Indian kids are brought up to believe that food is the Holy Grail and wasting it brings every kind of misfortune down on one’s head – from famine to plague to failing in the exams to premature graying and so, even if you are stuffed to the gills, you will end up finishing that last puri or couple of spoons of rice or whatever, ensuring it a permanent place on your hips rather than at the back of your refrigerator!
Now, would you believe there is actually a name for this? That’s what Goosnargh means – “Something left over from preparing or eating a meal, which you store in the fridge despite the fact that you know full well you will never ever use it!”
It is also a word that you say when you know you should say something but don’t know what it should be! So here we go at a party:
“Hello, good to meet you.”
“Mumble, mumble, good to meet you too… “
Awkward grin from other party who has run out of conversation.
The name “Goosnargh” appears in the works of Douglas Adams in the latter context. Goosnargh (I can’t stop using the word!) is actually a village in Lancashire from which these almost forgotten biscuits come…

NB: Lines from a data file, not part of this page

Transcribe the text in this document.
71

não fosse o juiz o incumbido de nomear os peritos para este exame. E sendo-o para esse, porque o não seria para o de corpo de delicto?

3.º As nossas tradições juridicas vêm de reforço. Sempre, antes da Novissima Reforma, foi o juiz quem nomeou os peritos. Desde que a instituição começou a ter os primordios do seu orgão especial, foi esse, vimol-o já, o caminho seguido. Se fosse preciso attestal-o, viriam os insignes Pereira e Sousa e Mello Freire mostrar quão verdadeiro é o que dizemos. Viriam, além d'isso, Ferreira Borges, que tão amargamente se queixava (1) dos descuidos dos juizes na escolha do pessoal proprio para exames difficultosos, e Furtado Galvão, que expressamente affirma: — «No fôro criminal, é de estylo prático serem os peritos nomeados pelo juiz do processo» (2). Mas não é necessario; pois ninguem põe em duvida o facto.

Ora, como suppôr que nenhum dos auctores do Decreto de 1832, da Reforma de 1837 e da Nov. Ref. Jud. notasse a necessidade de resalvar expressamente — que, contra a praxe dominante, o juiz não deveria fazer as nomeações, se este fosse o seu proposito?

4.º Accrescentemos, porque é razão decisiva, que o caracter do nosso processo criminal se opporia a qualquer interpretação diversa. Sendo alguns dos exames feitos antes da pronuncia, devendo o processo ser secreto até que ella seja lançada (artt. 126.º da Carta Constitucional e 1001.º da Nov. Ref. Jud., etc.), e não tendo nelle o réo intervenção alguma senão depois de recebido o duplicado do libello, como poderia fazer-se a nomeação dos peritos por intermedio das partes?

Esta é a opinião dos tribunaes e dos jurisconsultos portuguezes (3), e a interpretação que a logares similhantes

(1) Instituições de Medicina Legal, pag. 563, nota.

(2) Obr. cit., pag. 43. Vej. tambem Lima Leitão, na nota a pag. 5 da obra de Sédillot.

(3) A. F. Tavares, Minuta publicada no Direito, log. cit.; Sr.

Adapted from the original recipe:
- 250 gn plain flour/maida
- 100 butter
- 65 gm peanut butter
- 1 small tsp of baking powder
- 60 gm sugar
- 1/2 tsp caraway seeds
- 1 pinch salt
Rub in and mix to a paste without moisture.
Roll out to 1/4 inch thick
Cut with a cookie cutter. Rest for an hour.
Bake for 15 mins in a moderate oven (top shelf), do not turn them, when cold dust them with icing sugar.
My nephew Nalin created a variation on this by placing a Hershey’s kisses chocolate on top of a hot-out-of-the-oven biscuit. To cool it down, he said!